Don't Call It "Flat", Call it "Base": Revenue Neutral Seems to be the Trend

Insurance companies, third party administrators and billing services have begun to announce the changes in their pricing structure in response to the NAGS rebalanced pricing scheduled to become effective February 28, 2005. Most, with some exceptions, are opting for a structure that includes a NAGS list price with a small discount off (or, increase above in some markets) the new part price, a separate fee for adhesives and separate hourly rate for labor.

The adhesive prices for most of these offers is between $20-$22 flat. The hourly labor rate being offered has ranged between $35-$40 with an interesting phenomena occurring. A number of providers have chosen a labor structure that offers a $40 base fee (mistakenly being called a flat fee), plus $30 per hour for labor. So for an installation that requires two hours, the labor fee paid would be $100 ($40 + (2x$30)). A 3-hour installation would provide $130 in labor ($40+(3x$30)).

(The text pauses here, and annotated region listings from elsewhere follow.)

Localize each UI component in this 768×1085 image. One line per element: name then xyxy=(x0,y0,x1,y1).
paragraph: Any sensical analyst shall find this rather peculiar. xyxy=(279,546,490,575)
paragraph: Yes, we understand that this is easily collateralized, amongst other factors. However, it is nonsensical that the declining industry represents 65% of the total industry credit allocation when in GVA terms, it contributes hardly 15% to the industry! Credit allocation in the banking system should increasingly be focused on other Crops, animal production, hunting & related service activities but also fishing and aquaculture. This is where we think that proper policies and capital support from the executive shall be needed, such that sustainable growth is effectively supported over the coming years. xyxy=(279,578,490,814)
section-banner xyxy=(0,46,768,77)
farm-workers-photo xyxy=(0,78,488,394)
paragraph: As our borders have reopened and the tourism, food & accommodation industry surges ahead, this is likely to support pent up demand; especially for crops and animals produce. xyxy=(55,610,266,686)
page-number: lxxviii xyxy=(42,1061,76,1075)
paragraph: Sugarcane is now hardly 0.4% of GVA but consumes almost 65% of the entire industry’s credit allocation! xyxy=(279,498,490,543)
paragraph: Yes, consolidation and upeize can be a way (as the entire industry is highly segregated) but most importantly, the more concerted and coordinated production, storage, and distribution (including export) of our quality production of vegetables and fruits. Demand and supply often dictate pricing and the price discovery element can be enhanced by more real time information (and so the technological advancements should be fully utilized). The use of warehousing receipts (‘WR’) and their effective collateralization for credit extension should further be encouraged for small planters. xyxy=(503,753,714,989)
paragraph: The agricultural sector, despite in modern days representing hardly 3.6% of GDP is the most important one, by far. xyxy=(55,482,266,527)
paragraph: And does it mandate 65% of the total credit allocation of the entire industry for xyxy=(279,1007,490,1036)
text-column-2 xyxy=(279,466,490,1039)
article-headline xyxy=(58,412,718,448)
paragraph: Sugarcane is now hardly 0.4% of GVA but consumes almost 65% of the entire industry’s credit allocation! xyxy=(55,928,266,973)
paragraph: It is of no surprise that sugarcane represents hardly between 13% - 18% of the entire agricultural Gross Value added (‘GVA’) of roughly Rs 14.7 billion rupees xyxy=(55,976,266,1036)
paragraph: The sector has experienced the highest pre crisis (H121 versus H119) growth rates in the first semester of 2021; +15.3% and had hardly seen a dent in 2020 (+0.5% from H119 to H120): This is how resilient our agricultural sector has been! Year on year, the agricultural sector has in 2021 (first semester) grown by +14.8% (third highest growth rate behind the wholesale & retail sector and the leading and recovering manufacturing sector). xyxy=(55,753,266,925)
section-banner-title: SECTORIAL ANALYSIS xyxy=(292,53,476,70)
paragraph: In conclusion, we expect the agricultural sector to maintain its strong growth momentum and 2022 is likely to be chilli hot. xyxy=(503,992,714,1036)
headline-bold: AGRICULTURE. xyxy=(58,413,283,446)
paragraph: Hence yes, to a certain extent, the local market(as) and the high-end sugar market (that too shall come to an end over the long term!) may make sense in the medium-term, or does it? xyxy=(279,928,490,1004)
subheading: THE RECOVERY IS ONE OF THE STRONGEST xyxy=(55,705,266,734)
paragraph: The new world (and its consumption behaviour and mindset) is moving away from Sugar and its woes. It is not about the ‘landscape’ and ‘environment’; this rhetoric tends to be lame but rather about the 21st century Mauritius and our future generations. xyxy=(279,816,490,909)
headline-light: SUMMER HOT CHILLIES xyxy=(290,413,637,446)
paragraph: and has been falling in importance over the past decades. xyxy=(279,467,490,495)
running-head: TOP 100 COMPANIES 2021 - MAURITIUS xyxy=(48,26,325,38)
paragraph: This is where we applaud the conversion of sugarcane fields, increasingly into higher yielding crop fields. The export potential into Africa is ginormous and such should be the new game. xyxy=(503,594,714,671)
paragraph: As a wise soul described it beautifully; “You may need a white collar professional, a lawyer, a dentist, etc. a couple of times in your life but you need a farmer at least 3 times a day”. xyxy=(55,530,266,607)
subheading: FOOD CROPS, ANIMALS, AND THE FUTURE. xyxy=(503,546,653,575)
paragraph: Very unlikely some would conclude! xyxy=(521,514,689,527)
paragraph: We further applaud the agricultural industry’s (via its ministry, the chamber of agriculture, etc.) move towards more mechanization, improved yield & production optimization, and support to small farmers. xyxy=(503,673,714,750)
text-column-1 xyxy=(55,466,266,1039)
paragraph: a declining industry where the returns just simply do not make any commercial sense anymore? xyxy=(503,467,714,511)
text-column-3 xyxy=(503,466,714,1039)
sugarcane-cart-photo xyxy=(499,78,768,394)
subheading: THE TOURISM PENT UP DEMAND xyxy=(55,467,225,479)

"We are concerned a bit that when people see the pricing structure, they will see $40 flat and think that's it," said one insurance representative who preferred not to be identified. "It's a double-tiered structure, it's a $40 flat fee plus $30 per hour for all hours of labor."

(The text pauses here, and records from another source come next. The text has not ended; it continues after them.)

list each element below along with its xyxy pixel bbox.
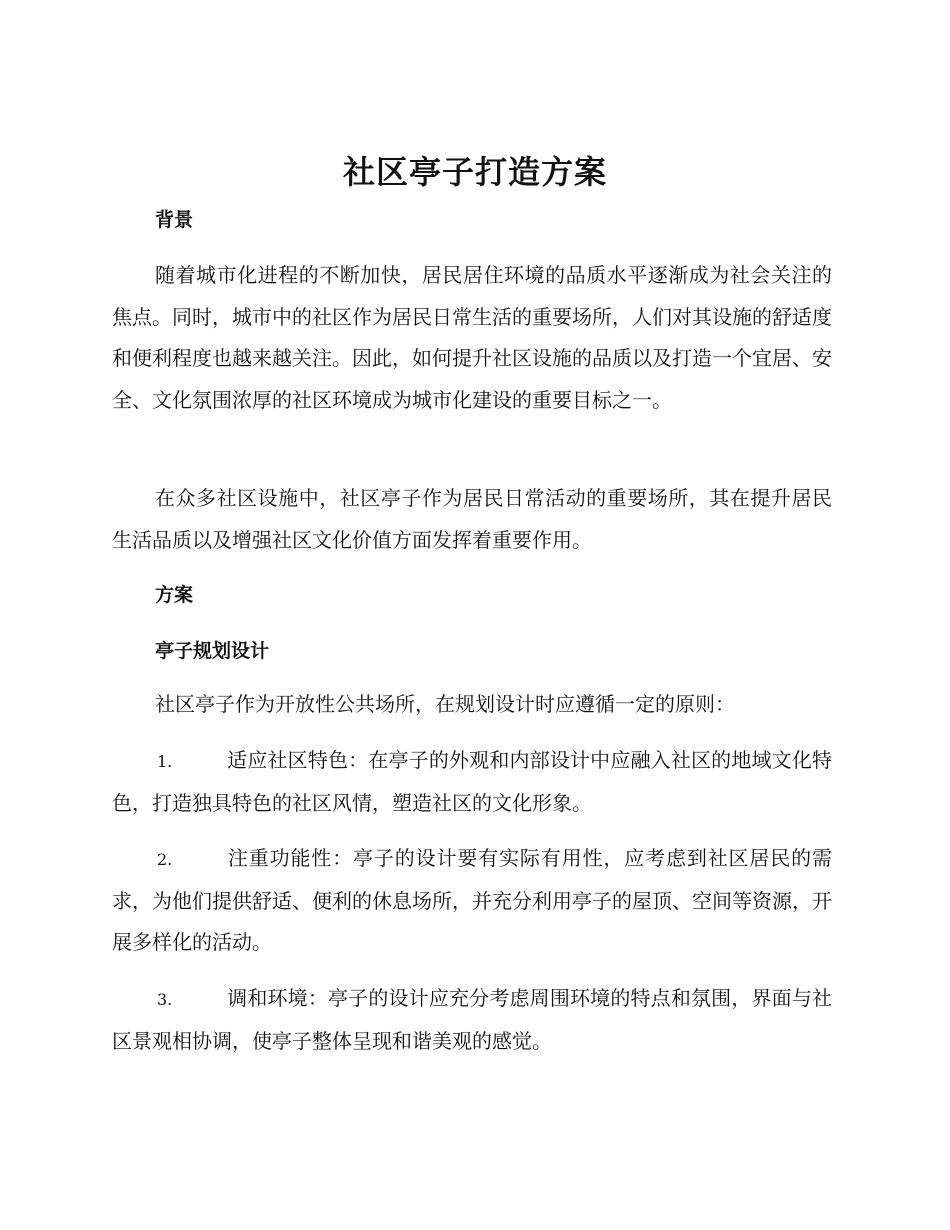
section-heading-background: 背景: [155, 209, 194, 231]
principle-item-3: [112, 978, 832, 1062]
section-heading-design: 亭子规划设计: [155, 640, 270, 662]
principle-number: 2.: [157, 850, 173, 869]
principle-text: 调和环境：亭子的设计应充分考虑周围环境的特点和氛围，界面与社区景观相协调，使亭子整体呈现和谐美观的感觉。: [112, 986, 832, 1053]
principle-item-2: [112, 838, 832, 964]
principle-text: 注重功能性：亭子的设计要有实际有用性，应考虑到社区居民的需求，为他们提供舒适、便利的休息场所，并充分利用亭子的屋顶、空间等资源，开展多样化的活动。: [112, 846, 832, 954]
principle-item-1: [112, 740, 832, 824]
section-heading-plan: 方案: [155, 584, 194, 606]
principle-number: 3.: [157, 990, 173, 1009]
principle-number: 1.: [157, 752, 173, 771]
document-title: 社区亭子打造方案: [342, 153, 607, 191]
principle-text: 适应社区特色：在亭子的外观和内部设计中应融入社区的地域文化特色，打造独具特色的社区风情，塑造社区的文化形象。: [112, 748, 832, 815]
design-intro-paragraph: 社区亭子作为开放性公共场所，在规划设计时应遵循一定的原则：: [155, 692, 735, 716]
background-paragraph-1: 随着城市化进程的不断加快，居民居住环境的品质水平逐渐成为社会关注的焦点。同时，城市中的社区作为居民日常生活的重要场所，人们对其设施的舒适度和便利程度也越来越关注。因此，如何提升社区设施的品质以及打造一个宜居、安全、文化氛围浓厚的社区环境成为城市化建设的重要目标之一。: [112, 263, 832, 412]
background-paragraph-2: 在众多社区设施中，社区亭子作为居民日常活动的重要场所，其在提升居民生活品质以及增强社区文化价值方面发挥着重要作用。: [112, 486, 832, 552]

Editor's note: to help avoid confusion in the industry, AGRR/ will refer to this $40 fee as a base fee, rather than a flat fee.

The net effect under most new plans being announced has been value-neutral. That is, the net result of what's being paid for an installation under the old NAGS benchmark price vs. the new NAGS rebalanced price is minimal. There are some exceptions to this, which AGRR/GlassBYTES will cover in a separate post.

The industry has held its collective breath for weeks with hopes of avoiding a repeat of the 1999 revaluation in which an hourly labor rate was to be added. Instead, most providers offered a true flat rate labor, hampering the ability of auto glass shops to negotiate their own rates. Thus far, this does not appear to be the case with most rebalancing offers being made.

"People should not be lulled into a false sense of complacency by the pricing announced thus far," said one auto glass shop owner, "you need to study and analyze your own situation to know what pricing will and will not work for you. Shops that have taken a proactive look at this will be in much better shape than those that are simply reacting."